Parallel zu den Arbeiten in der Werft soll das Fundament der Kirche vorbereitet werden. Um es in dieser aussergewöhnlichen Lage erstellen zu können, müsste vorerst der Arbeitsbereich im Meer eingespundet werden. Geplant ist eine 31 × 14.5 m grosse Baugrube, gebildet aus eingerammten Spundwänden (PU18). (Bilder 4 und 5) Ausgesteift mit Longarinen (HEB 500), würden diese im Inneren für eine ruhige Wasseroberfläche sorgen und damit die Arbeit erheblich erleichtern, denn sämtliche Arbeiten vor Ort müssten unter Wasser ausgeführt werden. In einer zweiten Phase sollen von einem Kranschiff aus 20 provisorische Holzpfähle (Durchmesser 40 cm) in den Seegrund gerammt werden. Die Einbindetiefe wird durch Messen des Eindringwiderstandes oder anhand von Proberammungen definiert. Anschliessend soll der Seegrund mit einem Saugbagger einen Meter tief ausgebaggert werden. Auf den danach etwa 40 cm über den Seegrund ragenden Holzpfahlspitzen würde die angeschiffte «Stahlbürste» versetzt und ausgerichtet. Der gesamte Trägerrost – der Fuss der Kirchenskulptur – soll dann unter Wasser einbetoniert werden, wobei die Spundwände in dieser Phase als verlorene Stirnschalungen dienen. Abschliessend würden sie über Oberkante Fundamentplatte abgetrennt – sie dienen dann als Abrasionsschutz und als Schutz vor Unterkolkung.

«Lost Town» soll bis 2012 erstellt werden – die Planer wollen Englands Medienpräsenz infolge der Olympischen Spiele nutzen. Die Finanzierung ist jedoch noch nicht gesichert. Da die regionale Entwicklungsbehörde (EEDA1) nur die Hälfte der Gesamtkosten von etwa 3.2 Mio. Pfund (6.4 Mio. CHF) übernimmt, muss das Projektteam die restlichen Gelder selber auftreiben – erste Gespräche mit möglichen Sponsoren und die Bewerbung um öffentliche[3] und EU-Gelder erfolgten bereits. Sobald diese bewilligt sind – voraussichtlich im Januar 2009 –, wird als nächster Schritt die Baugenehmigung beantragt.

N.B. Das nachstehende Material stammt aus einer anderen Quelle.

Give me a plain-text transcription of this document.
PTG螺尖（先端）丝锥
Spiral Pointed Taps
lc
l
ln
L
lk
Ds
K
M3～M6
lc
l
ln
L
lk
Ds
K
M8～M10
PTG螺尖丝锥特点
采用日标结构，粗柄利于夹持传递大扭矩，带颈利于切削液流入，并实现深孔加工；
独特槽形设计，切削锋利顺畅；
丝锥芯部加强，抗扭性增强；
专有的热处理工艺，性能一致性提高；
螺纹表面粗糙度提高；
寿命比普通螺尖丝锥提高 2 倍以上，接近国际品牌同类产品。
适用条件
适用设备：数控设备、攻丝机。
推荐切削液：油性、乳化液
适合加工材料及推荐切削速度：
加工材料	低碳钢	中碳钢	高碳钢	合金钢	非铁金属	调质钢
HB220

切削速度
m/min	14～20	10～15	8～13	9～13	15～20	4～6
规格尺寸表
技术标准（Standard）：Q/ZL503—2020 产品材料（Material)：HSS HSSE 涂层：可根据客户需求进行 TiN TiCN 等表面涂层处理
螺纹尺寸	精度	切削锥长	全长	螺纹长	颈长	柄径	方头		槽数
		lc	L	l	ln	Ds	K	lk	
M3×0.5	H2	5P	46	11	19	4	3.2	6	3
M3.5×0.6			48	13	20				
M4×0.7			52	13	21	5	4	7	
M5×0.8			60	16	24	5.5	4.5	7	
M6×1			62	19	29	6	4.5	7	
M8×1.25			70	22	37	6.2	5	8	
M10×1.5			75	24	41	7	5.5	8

Dafür sind Umweltstudien und zusätzliche statische Berechnungen notwendig.

Anmerkungen
[1] EEDA ist die verantwortliche Behörde für regionale Entwicklung von Ostengland (Befordshire, Cambridgeshire, Essex, Hertfordshire, Norfolk und Suffolk).
[2] Wellenhöhen bis über 5 m mit Wasserströmungen mindestens kurzfristig, aber laufend wiederkehrend von 5 m/s bis 15 m/s; Hochwasser in Schweizer Flüssen erzeugen Strömungen von 3 m/s bis max. ca. 5 m/s.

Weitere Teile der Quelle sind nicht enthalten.